Tuesday, November 09, 2010

Shifts: Doing action research in your own organization

One of the very significant shifts in recent decades has been the willingness to embrace experience in knowing. In contrast to “I think therefore I am,” has been the pursuit of “We experience, therefore we grow.”

This has huge implications for being human, for being Christian, for education. This serves to introduce a new book I will be blog reviewing: Doing Action Research in Your Own Organization. It is the type of book that frames and names much about the new missional masters we’re piloting in 2011.

Action research is defined as “an approach to research which aims at both taking action and creating knowledge or theory about that action.” (ix) It is interested not only in individual head knowledge, but in actions and knowledge.

It assumes a spiral approach to life and learning, in which planning leads to action which leads to reflection which leads to planning … and so on. It assumes collaboration, in that what is being studied are themselves active in the study process. It assumes we are all insiders of many systems. This brings us knowledge and the invitation to action.

The desire to be involved in or to lead radical change involves high hassle and high vulnerability, realistic expectations, tolerance, humility, self-giving, self-containment and an ability to learn. Insider action research is an exciting, demanding and invigorating prospect that contributes considerably to researchers’ own learning and contributes to the development of the systems in which we work and live and with which we have affiliations. (xi)

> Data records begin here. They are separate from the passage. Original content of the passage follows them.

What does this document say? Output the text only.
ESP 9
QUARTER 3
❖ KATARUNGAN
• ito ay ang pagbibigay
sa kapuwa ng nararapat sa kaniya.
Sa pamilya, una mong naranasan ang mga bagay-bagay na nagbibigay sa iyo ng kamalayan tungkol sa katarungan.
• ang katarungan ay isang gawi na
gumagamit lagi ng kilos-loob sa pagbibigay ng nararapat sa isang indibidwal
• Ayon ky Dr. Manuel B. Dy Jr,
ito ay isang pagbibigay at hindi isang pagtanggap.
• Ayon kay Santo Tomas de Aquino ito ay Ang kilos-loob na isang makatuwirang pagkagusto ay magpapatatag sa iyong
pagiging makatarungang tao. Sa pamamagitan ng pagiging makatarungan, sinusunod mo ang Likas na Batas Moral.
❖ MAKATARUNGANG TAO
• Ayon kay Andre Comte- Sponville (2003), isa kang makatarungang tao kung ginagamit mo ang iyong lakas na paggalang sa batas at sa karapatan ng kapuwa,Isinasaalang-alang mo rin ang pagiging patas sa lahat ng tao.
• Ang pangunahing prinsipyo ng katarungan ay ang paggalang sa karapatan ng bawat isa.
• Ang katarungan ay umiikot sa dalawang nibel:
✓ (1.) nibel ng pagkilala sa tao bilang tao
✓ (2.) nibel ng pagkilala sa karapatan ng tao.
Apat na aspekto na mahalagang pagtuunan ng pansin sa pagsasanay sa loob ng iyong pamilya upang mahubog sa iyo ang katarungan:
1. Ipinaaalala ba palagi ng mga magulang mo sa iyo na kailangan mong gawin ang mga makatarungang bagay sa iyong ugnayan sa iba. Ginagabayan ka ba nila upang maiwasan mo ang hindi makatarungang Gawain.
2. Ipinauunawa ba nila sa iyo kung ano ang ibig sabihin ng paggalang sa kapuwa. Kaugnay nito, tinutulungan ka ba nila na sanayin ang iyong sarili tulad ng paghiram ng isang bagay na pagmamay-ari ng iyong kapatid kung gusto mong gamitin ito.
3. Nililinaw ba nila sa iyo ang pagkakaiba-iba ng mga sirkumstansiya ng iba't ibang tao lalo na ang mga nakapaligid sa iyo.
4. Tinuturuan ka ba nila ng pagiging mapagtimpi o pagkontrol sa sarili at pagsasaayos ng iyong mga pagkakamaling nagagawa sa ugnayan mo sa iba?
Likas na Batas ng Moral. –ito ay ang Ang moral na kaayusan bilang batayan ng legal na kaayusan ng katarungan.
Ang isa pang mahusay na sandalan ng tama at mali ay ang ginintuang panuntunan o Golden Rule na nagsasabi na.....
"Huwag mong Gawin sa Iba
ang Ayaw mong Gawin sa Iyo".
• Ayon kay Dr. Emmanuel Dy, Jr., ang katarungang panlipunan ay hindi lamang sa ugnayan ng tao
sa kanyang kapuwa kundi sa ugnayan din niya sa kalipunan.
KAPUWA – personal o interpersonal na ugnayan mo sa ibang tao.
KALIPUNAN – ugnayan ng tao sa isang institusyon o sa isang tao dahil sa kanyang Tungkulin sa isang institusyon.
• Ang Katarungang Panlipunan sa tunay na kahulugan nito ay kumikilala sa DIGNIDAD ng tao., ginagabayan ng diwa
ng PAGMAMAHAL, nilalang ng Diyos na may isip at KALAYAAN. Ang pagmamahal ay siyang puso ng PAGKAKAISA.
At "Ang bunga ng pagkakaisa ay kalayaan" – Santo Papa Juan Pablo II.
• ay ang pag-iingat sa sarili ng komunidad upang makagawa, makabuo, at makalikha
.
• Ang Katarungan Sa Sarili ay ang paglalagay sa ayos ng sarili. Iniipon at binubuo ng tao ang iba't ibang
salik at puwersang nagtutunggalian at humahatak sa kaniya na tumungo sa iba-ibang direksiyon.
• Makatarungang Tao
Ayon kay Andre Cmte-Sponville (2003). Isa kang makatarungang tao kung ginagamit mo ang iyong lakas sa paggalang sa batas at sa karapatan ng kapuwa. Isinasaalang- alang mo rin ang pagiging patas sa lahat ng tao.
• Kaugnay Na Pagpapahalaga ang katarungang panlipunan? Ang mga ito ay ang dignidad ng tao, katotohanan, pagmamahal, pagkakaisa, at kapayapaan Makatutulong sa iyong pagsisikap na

Which surely is what much Christian research and education should be about? (Hence the missional masters, in which leaders use their own context as a place for learning and growth. And this is deemed a place which deserves post-graduate “action-research”.) It should invite us to change, it should expect our churches and our communities to grow and change!

This of course raises a complex range of issues, which the book seeks to explore and about which I will blog in coming weeks.

I would place Doing Action Research in Your Own Organization as a key text alongside Developing Change Leaders: The principles and practices of change leadership development which I have been summarising on this blog throughout the year. Put them both together and you have a framework for growing and developing your leadership within your own context and communities, in a way that can advance academic rigour.